The real world reacted exuberantly to the news. Stock markets in Brazil, Chile and even Argentina jumped briskly. Brazil's battered currency, the real, strengthened nearly 4 percent against the dollar.

The political strategy seemed to pay off as well. Both of the two left-wing challengers in Brazil's presidential election, Luiz Inácio Lula da Silva of the Workers Party and Ciro Gomes of the Labor Front, said today that they would support the fund's loan program.

That essentially obliges them to support the current government's austerity program and keep country's primary budget surplus the surplus before including external loan repayments at 3.75 percent of its gross domestic product.

Supporters of a rescue package for Brazil said the government under President Fernando Henrique Cardoso deserves credit for pursuing bold economic reforms. The central bank's hard-nose monetary policies have brought down Brazilian inflation to some of the lowest levels in its history. The government's budget position is much stronger than before.
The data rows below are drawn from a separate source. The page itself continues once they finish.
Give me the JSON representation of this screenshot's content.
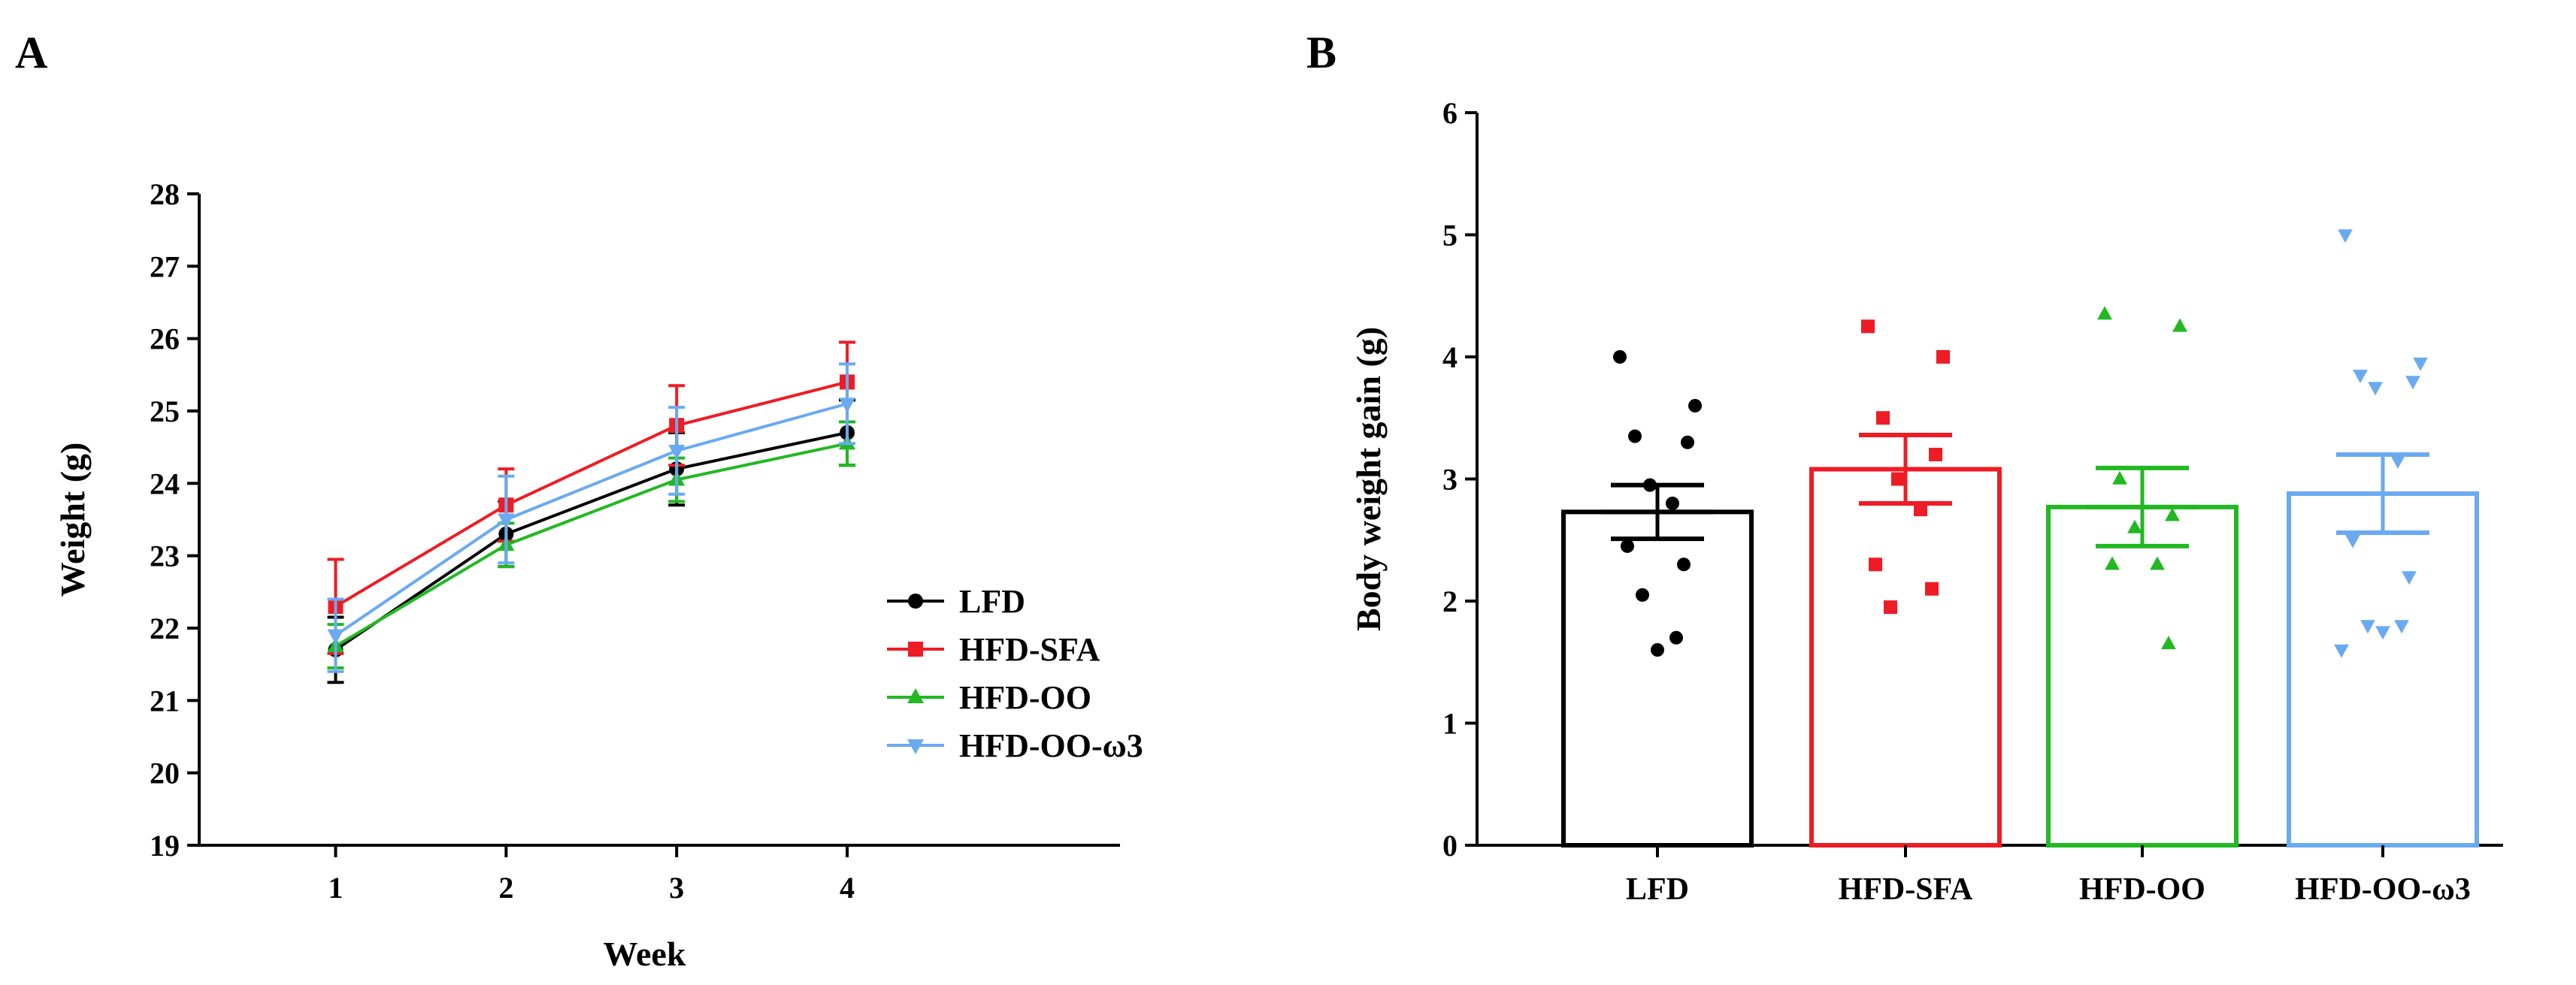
{
  "panel_labels": {
    "a": "A",
    "b": "B"
  },
  "chart_data": [
    {
      "type": "line",
      "panel": "A",
      "title": "",
      "xlabel": "Week",
      "ylabel": "Weight (g)",
      "x": [
        1,
        2,
        3,
        4
      ],
      "x_tick_labels": [
        "1",
        "2",
        "3",
        "4"
      ],
      "xlim": [
        0.2,
        5.6
      ],
      "ylim": [
        19,
        28
      ],
      "y_ticks": [
        19,
        20,
        21,
        22,
        23,
        24,
        25,
        26,
        27,
        28
      ],
      "y_tick_labels": [
        "19",
        "20",
        "21",
        "22",
        "23",
        "24",
        "25",
        "26",
        "27",
        "28"
      ],
      "legend_position": "bottom-right",
      "series": [
        {
          "name": "LFD",
          "color": "#000000",
          "marker": "circle",
          "values": [
            21.7,
            23.3,
            24.2,
            24.7
          ],
          "errors": [
            0.45,
            0.45,
            0.5,
            0.45
          ]
        },
        {
          "name": "HFD-SFA",
          "color": "#ee1c24",
          "marker": "square",
          "values": [
            22.3,
            23.7,
            24.8,
            25.4
          ],
          "errors": [
            0.65,
            0.5,
            0.55,
            0.55
          ]
        },
        {
          "name": "HFD-OO",
          "color": "#22b822",
          "marker": "triangle-up",
          "values": [
            21.75,
            23.15,
            24.05,
            24.55
          ],
          "errors": [
            0.3,
            0.3,
            0.3,
            0.3
          ]
        },
        {
          "name": "HFD-OO-ω3",
          "color": "#6aaaf0",
          "marker": "triangle-down",
          "values": [
            21.9,
            23.5,
            24.45,
            25.1
          ],
          "errors": [
            0.5,
            0.6,
            0.6,
            0.55
          ]
        }
      ]
    },
    {
      "type": "bar",
      "panel": "B",
      "title": "",
      "xlabel": "",
      "ylabel": "Body weight gain (g)",
      "categories": [
        "LFD",
        "HFD-SFA",
        "HFD-OO",
        "HFD-OO-ω3"
      ],
      "values": [
        2.73,
        3.08,
        2.77,
        2.88
      ],
      "errors": [
        0.22,
        0.28,
        0.32,
        0.32
      ],
      "colors": [
        "#000000",
        "#ee1c24",
        "#22b822",
        "#6aaaf0"
      ],
      "markers": [
        "circle",
        "square",
        "triangle-up",
        "triangle-down"
      ],
      "points": [
        [
          4.0,
          3.6,
          3.35,
          3.3,
          2.95,
          2.8,
          2.45,
          2.3,
          2.05,
          1.7,
          1.6
        ],
        [
          4.25,
          4.0,
          3.5,
          3.2,
          3.0,
          2.75,
          2.3,
          2.1,
          1.95
        ],
        [
          4.35,
          4.25,
          3.0,
          2.7,
          2.6,
          2.3,
          2.3,
          1.65
        ],
        [
          5.0,
          3.95,
          3.85,
          3.8,
          3.75,
          3.15,
          2.5,
          2.2,
          1.8,
          1.8,
          1.75,
          1.6
        ]
      ],
      "ylim": [
        0,
        6
      ],
      "y_ticks": [
        0,
        1,
        2,
        3,
        4,
        5,
        6
      ],
      "y_tick_labels": [
        "0",
        "1",
        "2",
        "3",
        "4",
        "5",
        "6"
      ]
    }
  ]
}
And its banking system is one of the strongest in Latin America.

"Brazilian economic policy has been brilliant," said Nancy Birdsall, president of the Center for Global Development, a policy research group in Washington that focuses on economic issues affecting developing countries.
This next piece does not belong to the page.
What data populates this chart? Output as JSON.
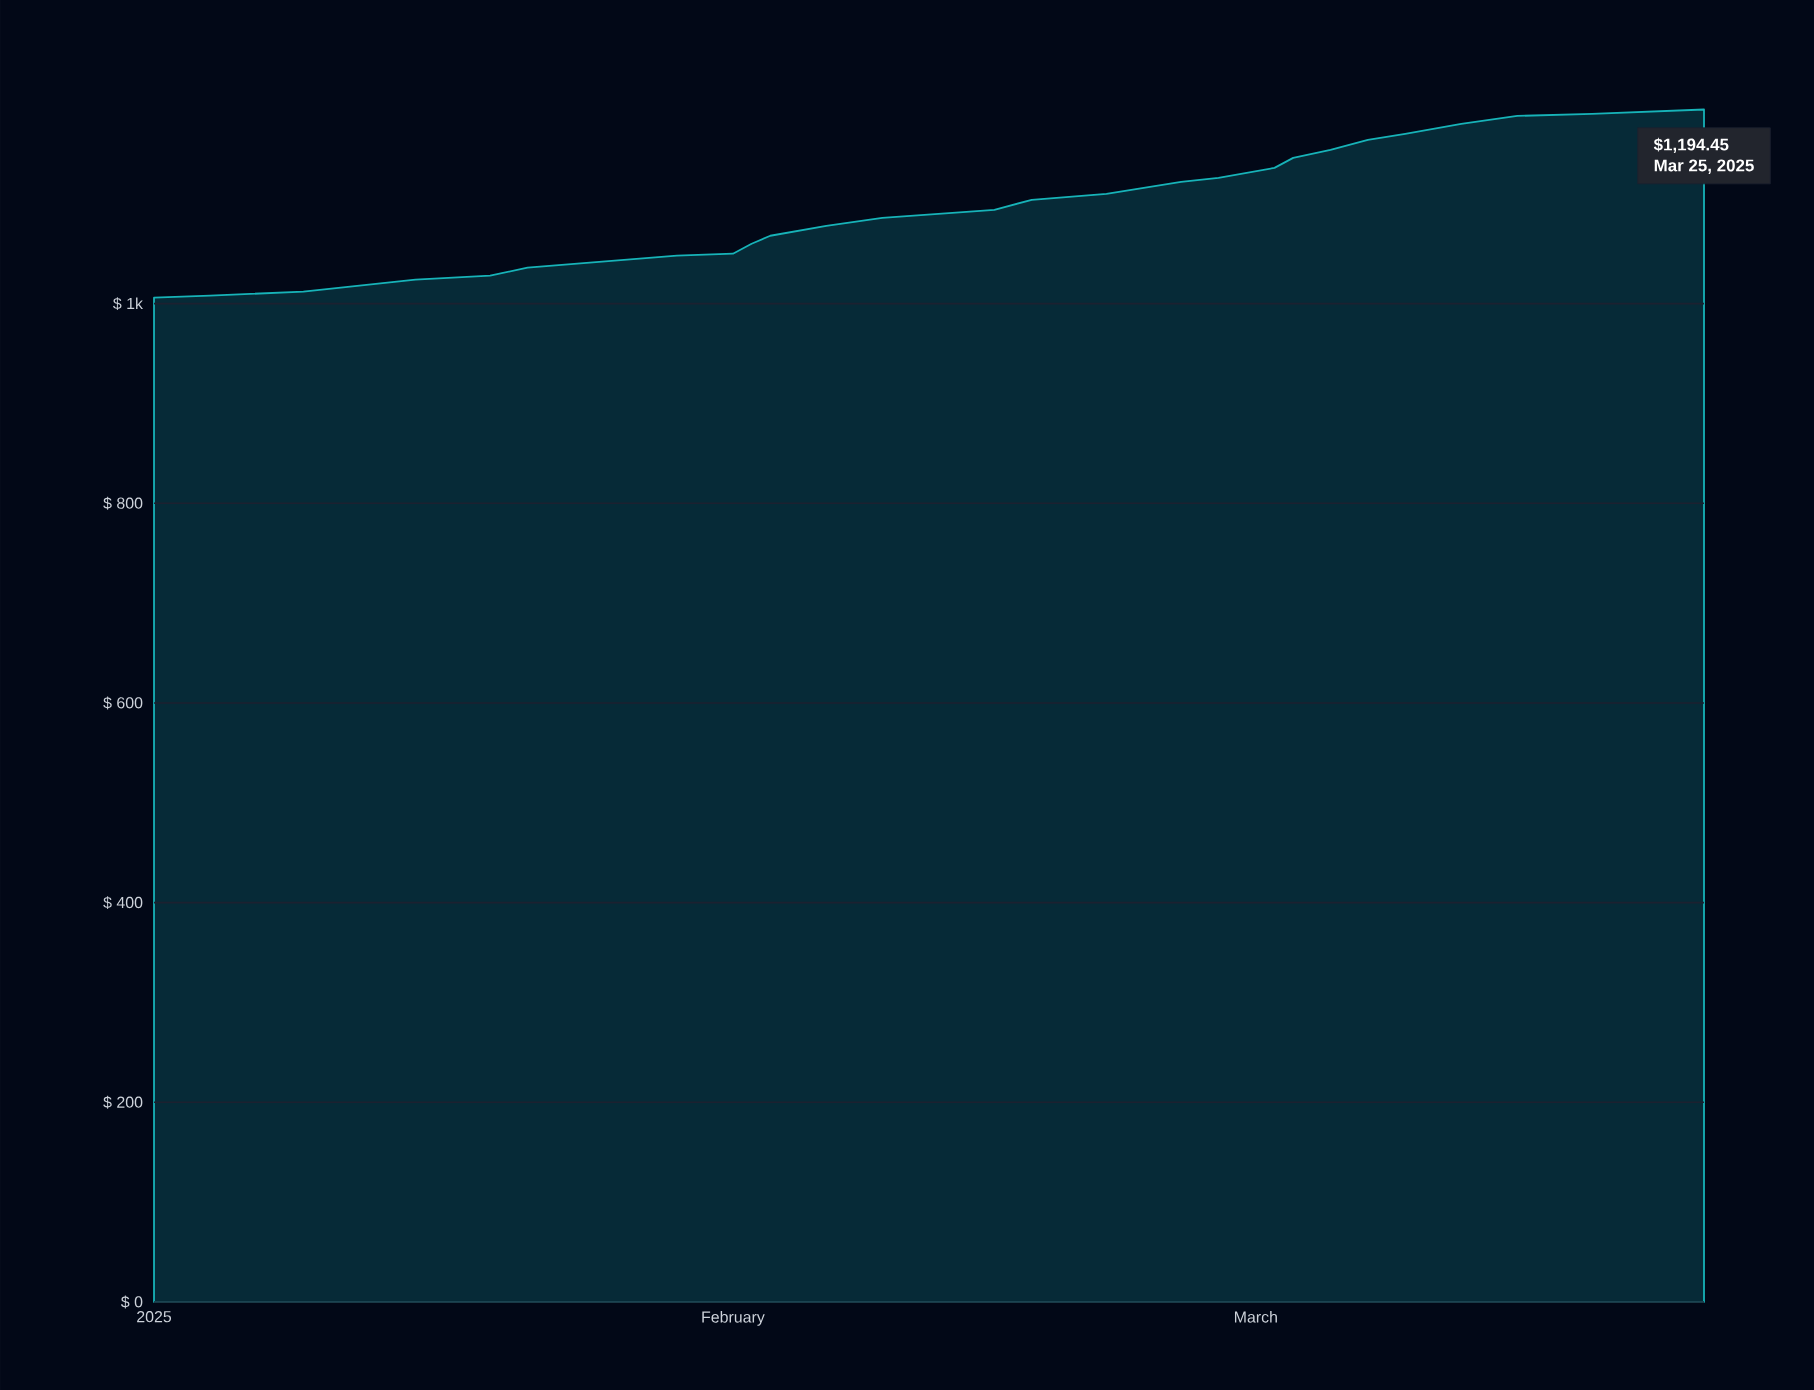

But it was only a few years ago that experts were showering similar praise on Argentina, which is now in disarray. Argentine leaders won praise for privatizing state-owned industry, opening many of its markets and all but eliminating inflation by pegging their currency to the American dollar.
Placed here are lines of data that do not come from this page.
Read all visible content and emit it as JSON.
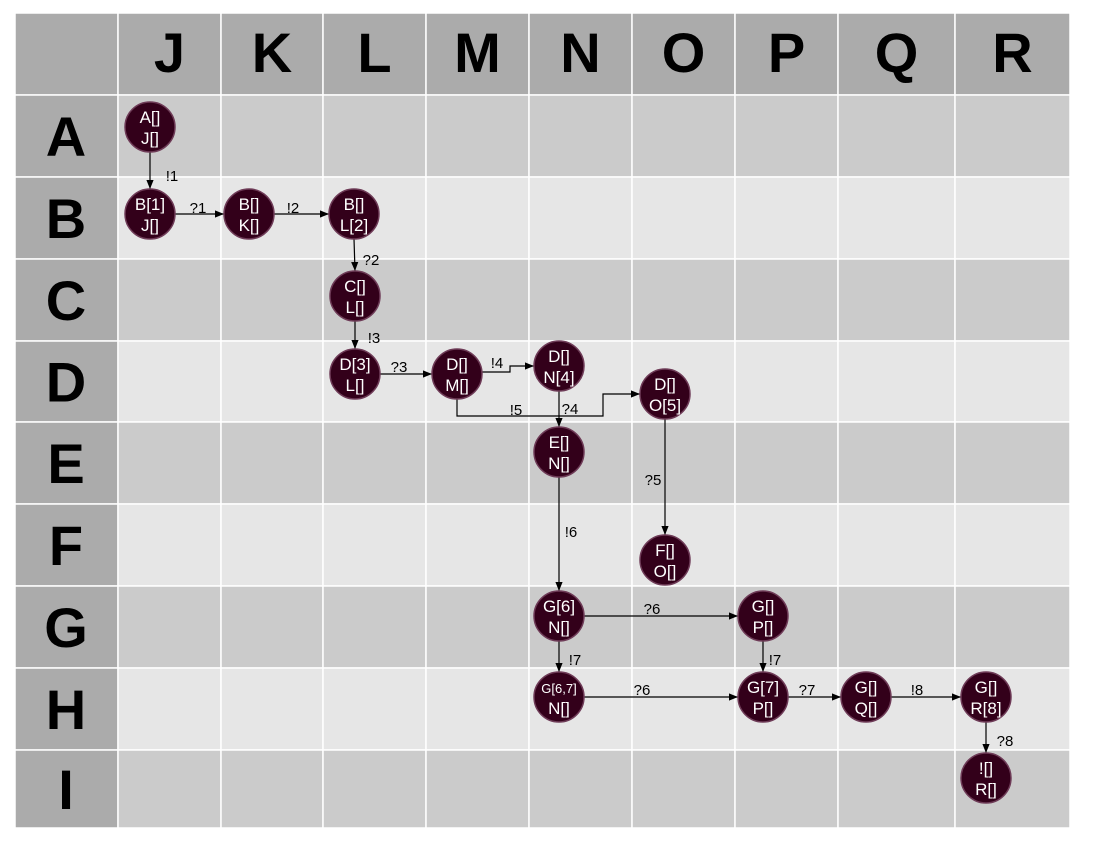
{
  "columns": [
    "",
    "J",
    "K",
    "L",
    "M",
    "N",
    "O",
    "P",
    "Q",
    "R"
  ],
  "rows": [
    "A",
    "B",
    "C",
    "D",
    "E",
    "F",
    "G",
    "H",
    "I"
  ],
  "colors": {
    "header_bg": "#ababab",
    "row_dark": "#cbcbcb",
    "row_light": "#e6e6e6",
    "grid_line": "#ffffff",
    "node_fill": "#33001a",
    "node_stroke": "#6e3b57",
    "node_text": "#ffffff",
    "edge": "#000000"
  },
  "nodes": [
    {
      "id": "AJ",
      "line1": "A[]",
      "line2": "J[]"
    },
    {
      "id": "BJ",
      "line1": "B[1]",
      "line2": "J[]"
    },
    {
      "id": "BK",
      "line1": "B[]",
      "line2": "K[]"
    },
    {
      "id": "BL",
      "line1": "B[]",
      "line2": "L[2]"
    },
    {
      "id": "CL",
      "line1": "C[]",
      "line2": "L[]"
    },
    {
      "id": "DL",
      "line1": "D[3]",
      "line2": "L[]"
    },
    {
      "id": "DM",
      "line1": "D[]",
      "line2": "M[]"
    },
    {
      "id": "DN",
      "line1": "D[]",
      "line2": "N[4]"
    },
    {
      "id": "DO",
      "line1": "D[]",
      "line2": "O[5]"
    },
    {
      "id": "EN",
      "line1": "E[]",
      "line2": "N[]"
    },
    {
      "id": "FO",
      "line1": "F[]",
      "line2": "O[]"
    },
    {
      "id": "GN",
      "line1": "G[6]",
      "line2": "N[]"
    },
    {
      "id": "GP",
      "line1": "G[]",
      "line2": "P[]"
    },
    {
      "id": "HN",
      "line1": "G[6,7]",
      "line2": "N[]",
      "small": true
    },
    {
      "id": "HP",
      "line1": "G[7]",
      "line2": "P[]"
    },
    {
      "id": "HQ",
      "line1": "G[]",
      "line2": "Q[]"
    },
    {
      "id": "HR",
      "line1": "G[]",
      "line2": "R[8]"
    },
    {
      "id": "IR",
      "line1": "![]",
      "line2": "R[]"
    }
  ],
  "edges": [
    {
      "from": "AJ",
      "to": "BJ",
      "label": "!1"
    },
    {
      "from": "BJ",
      "to": "BK",
      "label": "?1"
    },
    {
      "from": "BK",
      "to": "BL",
      "label": "!2"
    },
    {
      "from": "BL",
      "to": "CL",
      "label": "?2"
    },
    {
      "from": "CL",
      "to": "DL",
      "label": "!3"
    },
    {
      "from": "DL",
      "to": "DM",
      "label": "?3"
    },
    {
      "from": "DM",
      "to": "DN",
      "label": "!4"
    },
    {
      "from": "DM",
      "to": "DO",
      "label": "!5"
    },
    {
      "from": "DN",
      "to": "EN",
      "label": "?4"
    },
    {
      "from": "DO",
      "to": "FO",
      "label": "?5"
    },
    {
      "from": "EN",
      "to": "GN",
      "label": "!6"
    },
    {
      "from": "GN",
      "to": "GP",
      "label": "?6"
    },
    {
      "from": "GN",
      "to": "HN",
      "label": "!7"
    },
    {
      "from": "HN",
      "to": "HP",
      "label": "?6"
    },
    {
      "from": "GP",
      "to": "HP",
      "label": "!7"
    },
    {
      "from": "HP",
      "to": "HQ",
      "label": "?7"
    },
    {
      "from": "HQ",
      "to": "HR",
      "label": "!8"
    },
    {
      "from": "HR",
      "to": "IR",
      "label": "?8"
    }
  ]
}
Today, critics complain that Argentina's spending is out of control because provincial governments run big budget deficits that have undermined the whole country.

But Argentina's biggest handicap may have been its peg to the dollar, which appreciated by nearly one-third against other major currencies in the second half of the 1990's. The high dollar harmed Argentina's exports because it made them far more expensive in many parts of the world.

But Argentina is a far smaller economy with a far smaller impact on other countries. Brazil is the world's 10th-largest economy, with deep financial ties to the United States as well as its neighbors.

American banks have about $25.6 billion in outstanding to loans to Brazilian borrowers. Citigroup, the biggest American lender to Brazil, has $9.7 billion in Brazilian loans.

Robert H. Rubin, who was Treasury secretary under President Clinton and engineered international rescue packages for Mexico, Russia and many Asian countries, is now a Citigroup director.

A representative for Citigroup could not say whether bank executives had lobbied in favor of a rescue package for Brazil. But other banking leaders have spoken out vocally.

"We think Brazil has earned the benefit of the doubt," said Charles Dallara, managing director of the Institute of International Finance, an industry association in Washington that represents banks and other financial institutions.

"We have not argued in either Brazil or Argentina that the I.M.F. should step in to protect the banks," Mr. Dallara said. But he added: "There is a broader systemic case to make for supporting Brazil right now. It is the world's tenth largest economy."

Banks are hardly the only institutions with a major stake in Brazil's health. American car companies have invested heavily in expanding factories in both Brazil and Argentina, and the Brazilian market is the biggest market in Latin America.

"The region has been very unstable there, and that affects our operations there," said Toni Simonetti, a spokeswoman for General Motors. "We naturally support efforts such as this that stabilize the economy."